Mason lent his skills to the ‘95 Fleetwood Mac album “Time.” Although hardly essential Mac, the disc does have its moments, including Mason’s rocker “Blow by Blow.”

Asked about the dynamics inside that famously drama-filled band, Mason says, “It was all pretty much pieced together in bits and pieces. I didn’t have anything to do with the tracks that Christine [McVie, Fleetwood Mac singer/keyboardist] did, for one thing. Nothing on there was laid down with the whole band playing — at all.”

That said, Mason does have fond memories of Fleetwood’s grooves during his time in the band. “He has a great feel unique feel, which is basically the most important part for a drummer.” On tour with Fleetwood Mac, Mason says he didn’t copy Buckingham’s signature licks. “I just basically just put my own spin on things,” he says.

Over the years, Mason’s guitars of choice have included a Gibson Flying V and Firebird, Gretsch Country Gentleman, Fender Telecaster and various Stratocasters.

When Traffic did a 1994 reunion album and tour, Mason was not involved. The press release for Mason’s upcoming memoir describes his relationship with ex-bandmate Winwood as “complicated.” When I ask him about this, Mason replies, “I haven’t had a complicated relationship. He might have.”

Mason says the last time he saw Winwood was when Mason and his wife went to one of Winwood’s solo band shows, in San Diego in 2016. Looking back now at what made those early Traffic records special, Mason says it all came down to chemistry. As he puts it, “The right four guys together.”

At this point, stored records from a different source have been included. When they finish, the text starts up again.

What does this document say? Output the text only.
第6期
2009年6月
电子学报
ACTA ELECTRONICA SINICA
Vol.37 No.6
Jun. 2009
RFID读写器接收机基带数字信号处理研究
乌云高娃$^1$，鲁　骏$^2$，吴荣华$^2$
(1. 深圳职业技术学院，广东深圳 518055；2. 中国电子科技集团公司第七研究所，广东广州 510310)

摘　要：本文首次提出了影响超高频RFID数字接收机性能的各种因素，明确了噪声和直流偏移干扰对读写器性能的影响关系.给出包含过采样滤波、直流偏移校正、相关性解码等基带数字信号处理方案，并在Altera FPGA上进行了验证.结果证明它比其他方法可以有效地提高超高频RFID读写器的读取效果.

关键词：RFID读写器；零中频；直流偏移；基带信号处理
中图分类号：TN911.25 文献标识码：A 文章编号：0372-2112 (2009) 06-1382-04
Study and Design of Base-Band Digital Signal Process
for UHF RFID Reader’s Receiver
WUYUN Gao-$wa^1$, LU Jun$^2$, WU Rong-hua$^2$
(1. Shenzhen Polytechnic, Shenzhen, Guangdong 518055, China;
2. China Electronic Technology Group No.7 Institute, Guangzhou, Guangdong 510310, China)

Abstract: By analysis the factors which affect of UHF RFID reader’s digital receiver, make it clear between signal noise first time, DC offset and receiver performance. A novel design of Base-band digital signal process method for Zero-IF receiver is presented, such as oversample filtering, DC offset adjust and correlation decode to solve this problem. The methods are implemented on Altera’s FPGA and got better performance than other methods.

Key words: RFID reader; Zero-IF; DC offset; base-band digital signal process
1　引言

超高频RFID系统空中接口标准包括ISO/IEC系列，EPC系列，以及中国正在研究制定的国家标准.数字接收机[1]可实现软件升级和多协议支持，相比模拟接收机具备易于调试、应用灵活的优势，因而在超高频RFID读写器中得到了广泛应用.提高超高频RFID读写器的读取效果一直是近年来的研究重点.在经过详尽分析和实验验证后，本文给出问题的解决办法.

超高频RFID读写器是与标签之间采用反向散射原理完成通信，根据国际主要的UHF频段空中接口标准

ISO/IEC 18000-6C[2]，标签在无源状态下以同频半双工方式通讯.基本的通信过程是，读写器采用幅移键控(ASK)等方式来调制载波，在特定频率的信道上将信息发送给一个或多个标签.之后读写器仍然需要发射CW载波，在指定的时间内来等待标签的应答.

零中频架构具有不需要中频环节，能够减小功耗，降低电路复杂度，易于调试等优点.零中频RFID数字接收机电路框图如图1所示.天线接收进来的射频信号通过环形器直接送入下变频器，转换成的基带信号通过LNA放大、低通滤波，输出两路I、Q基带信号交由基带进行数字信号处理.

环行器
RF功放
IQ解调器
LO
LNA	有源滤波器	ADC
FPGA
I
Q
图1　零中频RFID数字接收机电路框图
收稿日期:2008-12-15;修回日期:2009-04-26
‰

Mason checks in for our phoner from Nashville, where he’s rehearsing for his upcoming tour, dubbed “Dave Mason’s Traffic Jam.” As one would guess, the setlist is stocked with Traffic and Mason classics, as well as “All Along the Watchtower.” His band includes keyboardist Mark Stein, known for his work with ‘60s band Vanilla Fudge.

The key to playing Traffic songs the right way? Mason says, “The same as playing Dave Mason songs — great musicians.”

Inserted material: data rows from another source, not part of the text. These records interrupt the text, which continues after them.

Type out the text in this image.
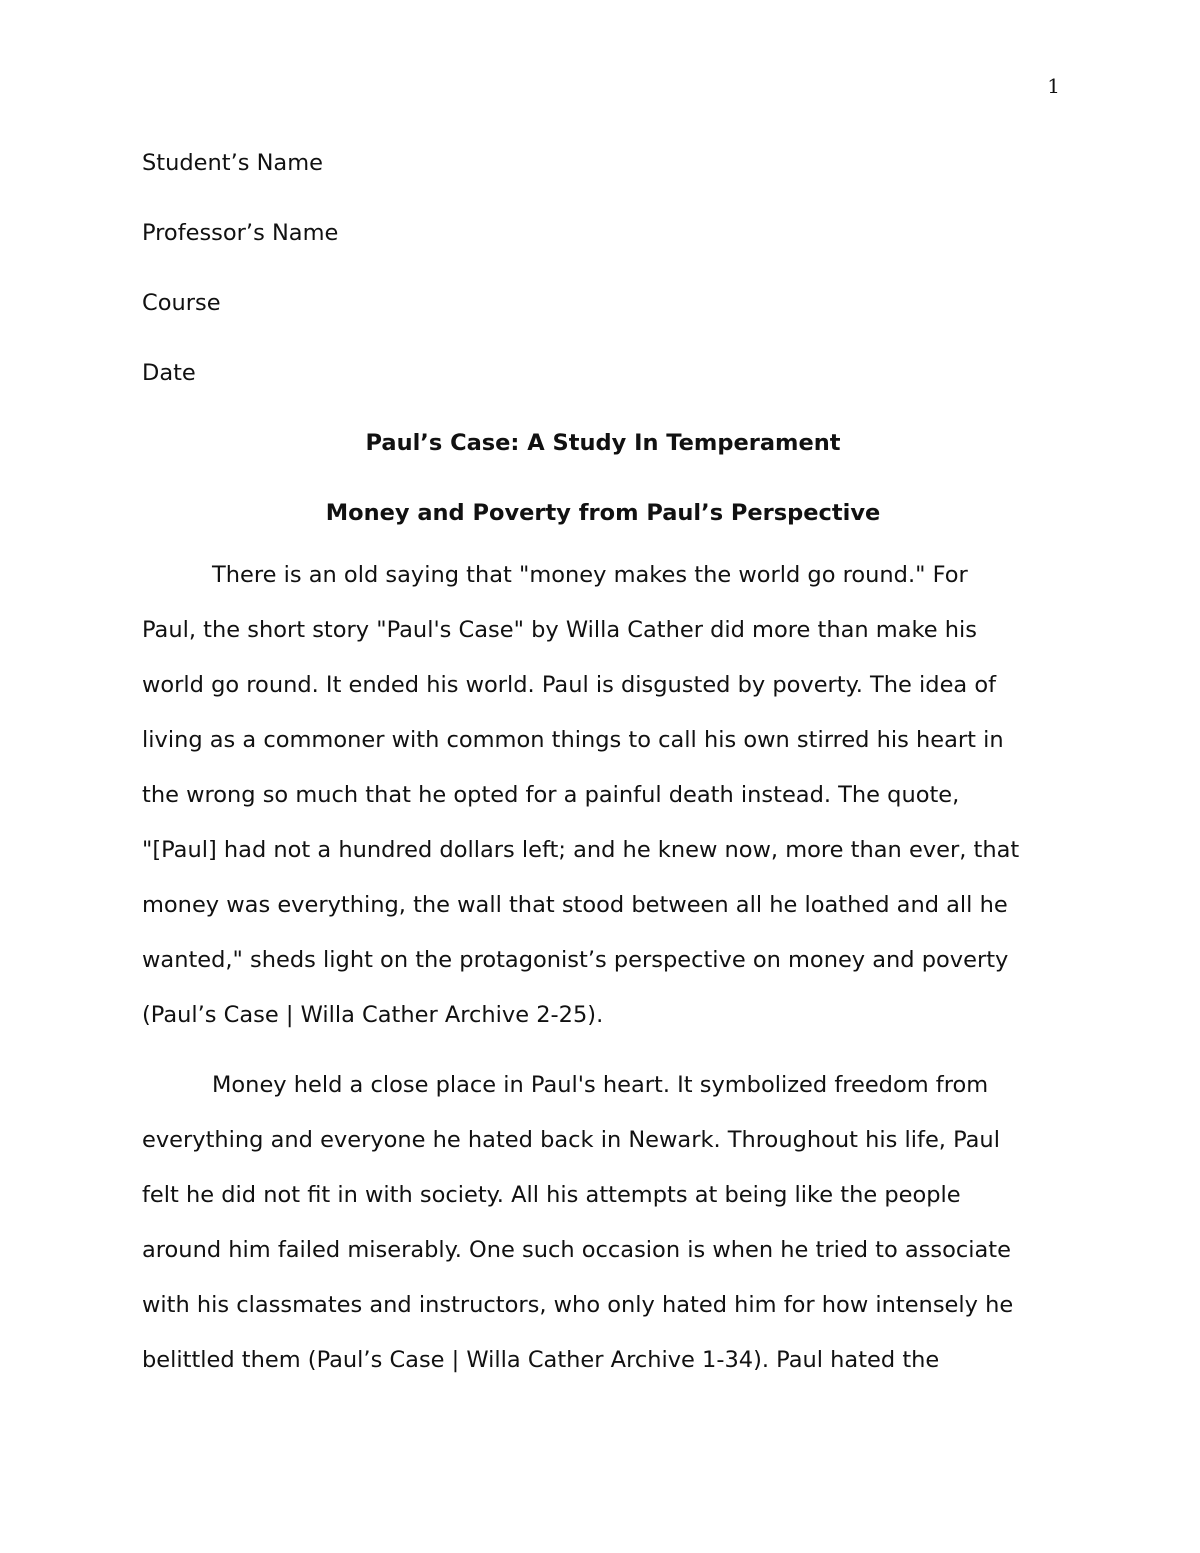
1
Student’s Name
Professor’s Name
Course
Date
Paul’s Case: A Study In Temperament
Money and Poverty from Paul’s Perspective
There is an old saying that "money makes the world go round." For
Paul, the short story "Paul's Case" by Willa Cather did more than make his
world go round. It ended his world. Paul is disgusted by poverty. The idea of
living as a commoner with common things to call his own stirred his heart in
the wrong so much that he opted for a painful death instead. The quote,
"[Paul] had not a hundred dollars left; and he knew now, more than ever, that
money was everything, the wall that stood between all he loathed and all he
wanted," sheds light on the protagonist’s perspective on money and poverty
(Paul’s Case | Willa Cather Archive 2-25).
Money held a close place in Paul's heart. It symbolized freedom from
everything and everyone he hated back in Newark. Throughout his life, Paul
felt he did not fit in with society. All his attempts at being like the people
around him failed miserably. One such occasion is when he tried to associate
with his classmates and instructors, who only hated him for how intensely he
belittled them (Paul’s Case | Willa Cather Archive 1-34). Paul hated the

Mason wrote his memoir with the help of Chris Epting, who previously cowrite rock books by the likes of Hall & Oats’ John Oates and Def Leppard guitarist Phil Collen. “The book is really my journey,” Mason says. “My life until this point.” And what a journey it’s been.

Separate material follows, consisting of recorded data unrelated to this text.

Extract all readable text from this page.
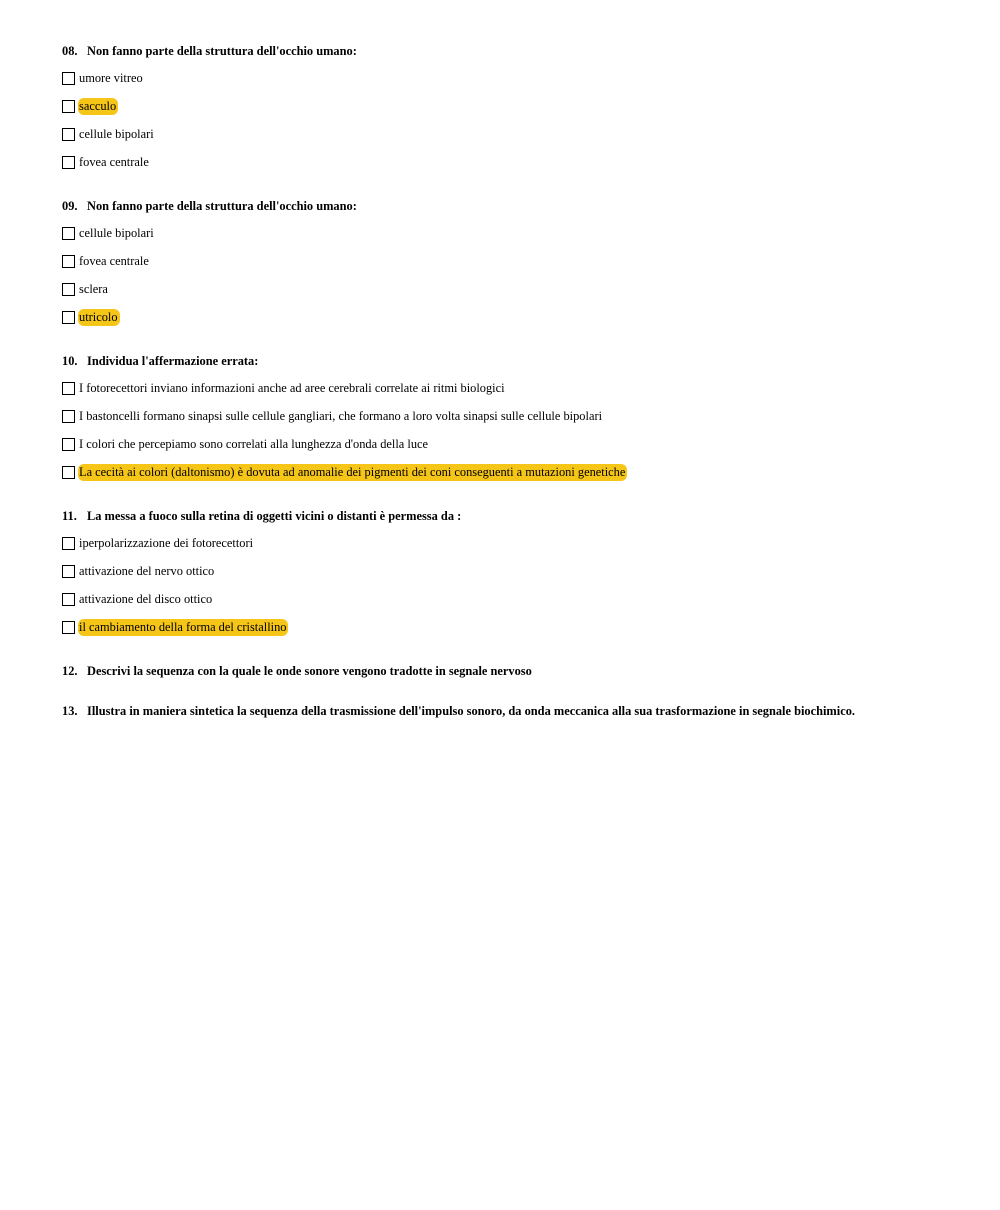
08. Non fanno parte della struttura dell'occhio umano:
umore vitreo
sacculo
cellule bipolari
fovea centrale
09. Non fanno parte della struttura dell'occhio umano:
cellule bipolari
fovea centrale
sclera
utricolo
10. Individua l'affermazione errata:
I fotorecettori inviano informazioni anche ad aree cerebrali correlate ai ritmi biologici
I bastoncelli formano sinapsi sulle cellule gangliari, che formano a loro volta sinapsi sulle cellule bipolari
I colori che percepiamo sono correlati alla lunghezza d'onda della luce
La cecità ai colori (daltonismo) è dovuta ad anomalie dei pigmenti dei coni conseguenti a mutazioni genetiche
11. La messa a fuoco sulla retina di oggetti vicini o distanti è permessa da :
iperpolarizzazione dei fotorecettori
attivazione del nervo ottico
attivazione del disco ottico
il cambiamento della forma del cristallino
12. Descrivi la sequenza con la quale le onde sonore vengono tradotte in segnale nervoso
13. Illustra in maniera sintetica la sequenza della trasmissione dell'impulso sonoro, da onda meccanica alla sua trasformazione in segnale biochimico.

Dave Mason’s Traffic Jam comes to the Oxford Performing Arts Center in Oxford, Alabama 7 p.m. Saturday. Tickets start at $30 plus applicable fees via oxfordpac.org. March 29, the tour hits the Montgomery Performing Arts Centre. That show starts at 7 p.m. and tickets are $32 and up plus fees via ticketmaster.com. More info at davemasonmusic.com.